2. Exceptional partners understand that while they are not responsible for their partner's happiness, contributing to their partner's happiness is nonetheless a top priority. Several years ago, I placed a bed frame up for sale. A couple arrived to purchase it. As they dismantled the bed piece by piece, there was an attitude of playfulness and a sense of mutual joy they took in one another that was striking in its rarity. "What's your secret?" I asked them. They shared that the secret of their successful marriage was that every morning they ask themselves, "What might I do today to let my partner feel loved?" Exceptional partners make it a habit to be exceptionally thoughtful. They seem to recognize that life is short and seek out ways on a regular basis to express their love. For these couples, love is indeed not just a feeling but an active verb.

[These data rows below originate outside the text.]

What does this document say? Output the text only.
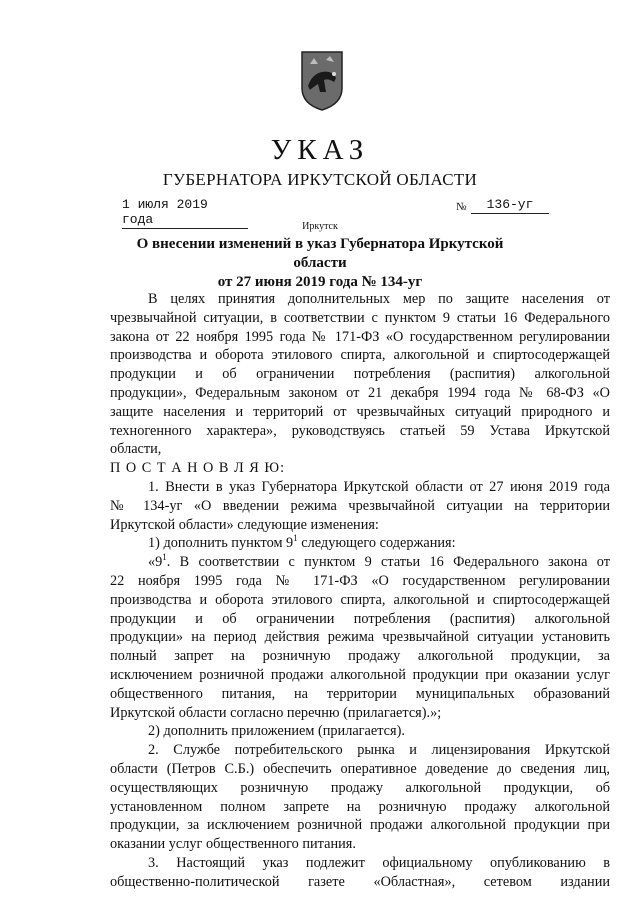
УКАЗ
ГУБЕРНАТОРА ИРКУТСКОЙ ОБЛАСТИ
1 июля 2019 года
№	136-уг
Иркутск
О внесении изменений в указ Губернатора Иркутской области
от 27 июня 2019 года № 134-уг

В целях принятия дополнительных мер по защите населения от

чрезвычайной ситуации, в соответствии с пунктом 9 статьи 16 Федерального

закона от 22 ноября 1995 года № 171-ФЗ «О государственном регулировании

производства и оборота этилового спирта, алкогольной и спиртосодержащей

продукции и об ограничении потребления (распития) алкогольной

продукции», Федеральным законом от 21 декабря 1994 года № 68-ФЗ «О

защите населения и территорий от чрезвычайных ситуаций природного и

техногенного характера», руководствуясь статьей 59 Устава Иркутской

области,

П О С Т А Н О В Л Я Ю:

1. Внести в указ Губернатора Иркутской области от 27 июня 2019 года

№ 134-уг «О введении режима чрезвычайной ситуации на территории

Иркутской области» следующие изменения:

1) дополнить пунктом $9^1$ следующего содержания:

«$9^1$. В соответствии с пунктом 9 статьи 16 Федерального закона от

22 ноября 1995 года № 171-ФЗ «О государственном регулировании

производства и оборота этилового спирта, алкогольной и спиртосодержащей

продукции и об ограничении потребления (распития) алкогольной

продукции» на период действия режима чрезвычайной ситуации установить

полный запрет на розничную продажу алкогольной продукции, за

исключением розничной продажи алкогольной продукции при оказании услуг

общественного питания, на территории муниципальных образований

Иркутской области согласно перечню (прилагается).»;

2) дополнить приложением (прилагается).

2. Службе потребительского рынка и лицензирования Иркутской

области (Петров С.Б.) обеспечить оперативное доведение до сведения лиц,

осуществляющих розничную продажу алкогольной продукции, об

установленном полном запрете на розничную продажу алкогольной

продукции, за исключением розничной продажи алкогольной продукции при

оказании услуг общественного питания.

3. Настоящий указ подлежит официальному опубликованию в

общественно-политической газете «Областная», сетевом издании
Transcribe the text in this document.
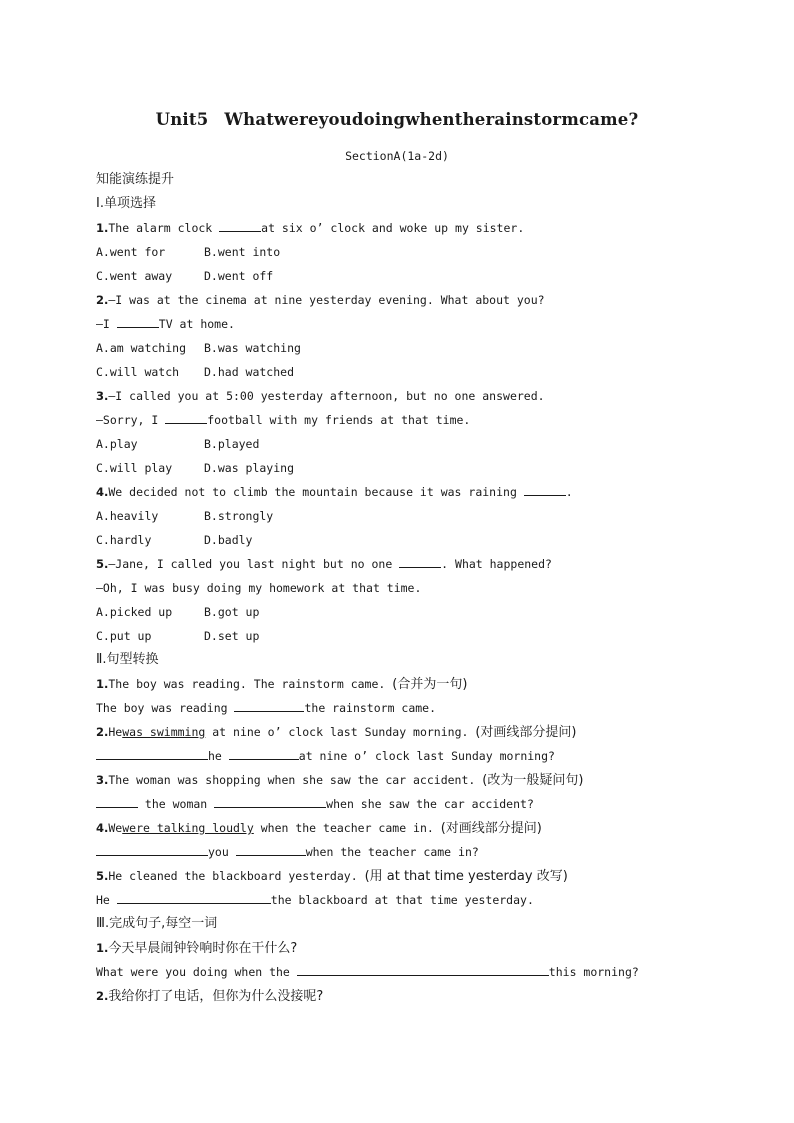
Unit5 Whatwereyoudoingwhentherainstormcame?
SectionA(1a-2d)
知能演练提升
Ⅰ.单项选择
1.The alarm clock	at six o’ clock and woke up my sister.
A.went for	B.went into
C.went away	D.went off
2.—I was at the cinema at nine yesterday evening. What about you?
—I	TV at home.
A.am watching B.was watching
C.will watch D.had watched
3.—I called you at 5:00 yesterday afternoon, but no one answered.
—Sorry, I	football with my friends at that time.
A.play	B.played
C.will play	D.was playing
4.We decided not to climb the mountain because it was raining	.
A.heavily	B.strongly
C.hardly	D.badly
5.—Jane, I called you last night but no one	. What happened?
—Oh, I was busy doing my homework at that time.
A.picked up	B.got up
C.put up	D.set up
Ⅱ.句型转换
1.The boy was reading. The rainstorm came. (合并为一句)
The boy was reading	the rainstorm came.
2.Hewas swimming at nine o’ clock last Sunday morning. (对画线部分提问)
he	at nine o’ clock last Sunday morning?
3.The woman was shopping when she saw the car accident. (改为一般疑问句)
the woman	when she saw the car accident?
4.Wewere talking loudly when the teacher came in. (对画线部分提问)
you	when the teacher came in?
5.He cleaned the blackboard yesterday. (用 at that time yesterday 改写)
He	the blackboard at that time yesterday.
Ⅲ.完成句子,每空一词
1.今天早晨闹钟铃响时你在干什么?
What were you doing when the	this morning?
2.我给你打了电话，但你为什么没接呢?
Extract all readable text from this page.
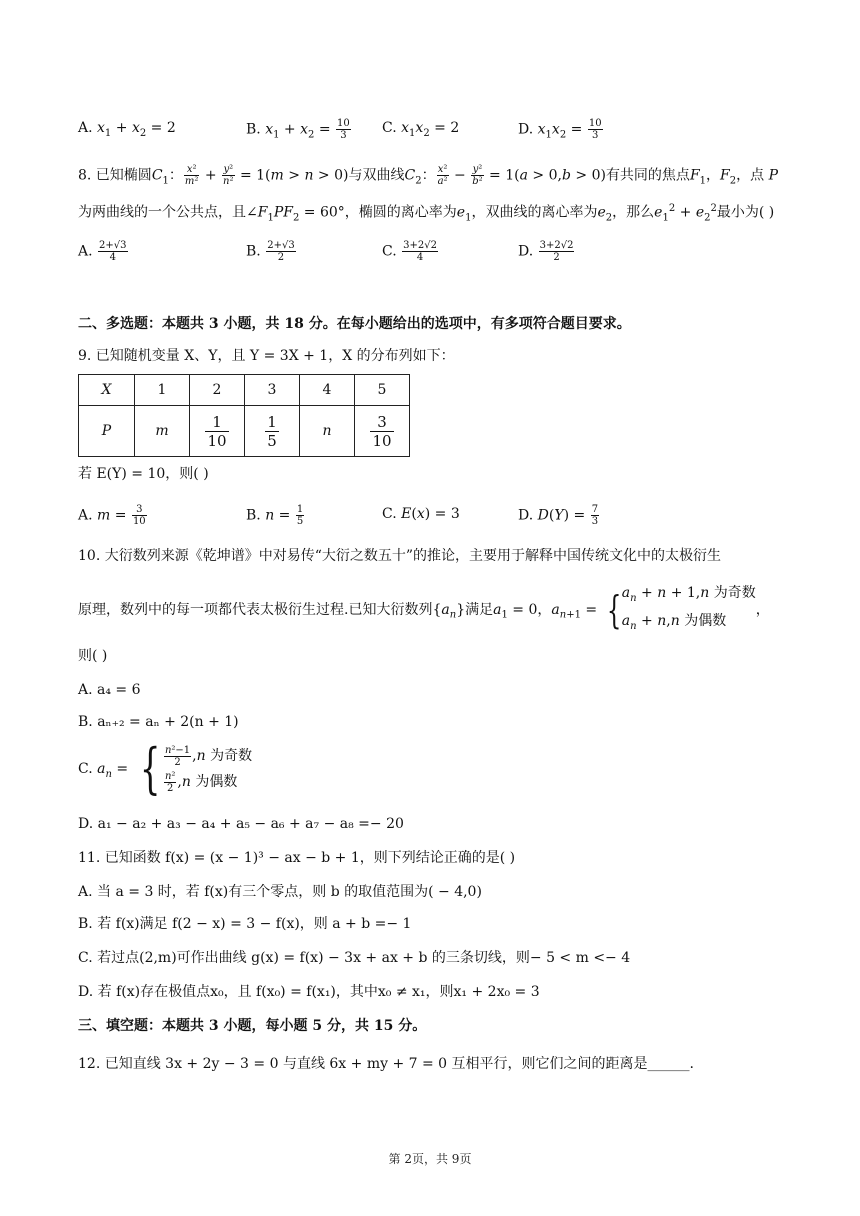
A. $x_1 + x_2 = 2$	B. $x_1 + x_2 = \frac{10}{3} C$. $x_1x_2 = 2$	D. $x_1x_2 = \frac{10}{3}$
8. 已知椭圆$C_1$： $\frac{\text{x²}}{\text{m²}} + \frac{\text{y²}}{\text{n²}} = 1(m > n > 0)$与双曲线$C_2$： $\frac{\text{x²}}{\text{a²}} - \frac{\text{y²}}{\text{b²}} = 1(a > 0,b > 0)$有共同的焦点$F_1$，$F_2$，点 P
为两曲线的一个公共点，且$\angle F_1PF_2 = 60^\circ$，椭圆的离心率为$e_1$，双曲线的离心率为$e_2$，那么$e_1^2 + e_2^2$最小为( )
A. $\frac{2+√3}{4}$	B. $\frac{2+√3}{2}$	C. $\frac{3+2√2}{4}$	D. $\frac{3+2√2}{2}$
二、多选题：本题共 3 小题，共 18 分。在每小题给出的选项中，有多项符合题目要求。
9. 已知随机变量 X、Y，且 Y = 3X + 1，X 的分布列如下：
X	1	2	3	4	5
P	m	$\frac{1}{10}$	$\frac{1}{5}$	n	$\frac{3}{10}$
若 E(Y) = 10，则( )
A. $m = \frac{3}{10}$	B. $n = \frac{1}{5}$	C. E(x) = 3	D. $D(Y) = \frac{7}{3}$
10. 大衍数列来源《乾坤谱》中对易传“大衍之数五十”的推论，主要用于解释中国传统文化中的太极衍生
原理，数列中的每一项都代表太极衍生过程.已知大衍数列$\{a_n\}$满足$a_1 = 0$，$a_{n+1}$ = { $a_n + n + 1,n$ 为奇数
$a_n + n,n$ 为偶数
，
则( )
A. a₄ = 6
B. aₙ₊₂ = aₙ + 2(n + 1)
C. $a_n$ = { $\frac{\text{n²−1}}{2} ,n$ 为奇数
$\frac{\text{n²}}{2} ,n$ 为偶数
D. a₁ − a₂ + a₃ − a₄ + a₅ − a₆ + a₇ − a₈ =− 20
11. 已知函数 f(x) = (x − 1)³ − ax − b + 1，则下列结论正确的是( )
A. 当 a = 3 时，若 f(x)有三个零点，则 b 的取值范围为( − 4,0)
B. 若 f(x)满足 f(2 − x) = 3 − f(x)，则 a + b =− 1
C. 若过点(2,m)可作出曲线 g(x) = f(x) − 3x + ax + b 的三条切线，则− 5 < m <− 4
D. 若 f(x)存在极值点x₀，且 f(x₀) = f(x₁)，其中x₀ ≠ x₁，则x₁ + 2x₀ = 3
三、填空题：本题共 3 小题，每小题 5 分，共 15 分。
12. 已知直线 3x + 2y − 3 = 0 与直线 6x + my + 7 = 0 互相平行，则它们之间的距离是______.
第 2页，共 9页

3. Exceptional partners ask a lot of themselves, and not more nor less of their partners. It is often said that we should ask more from ourselves than others because this is the one thing that is in our control. However, this advice has its limits when it comes to the person we spend our lifetime beside day in and day out. Exceptional partners consider themselves a work-in-progress, and make a habit of expressing their needs and desires in a direct yet respectful way. They insist on both treating their partner well while also being treated well in return. In other words, they invest heavily in the success of the relationship and expect their partner to bring this same level of consideration and commitment.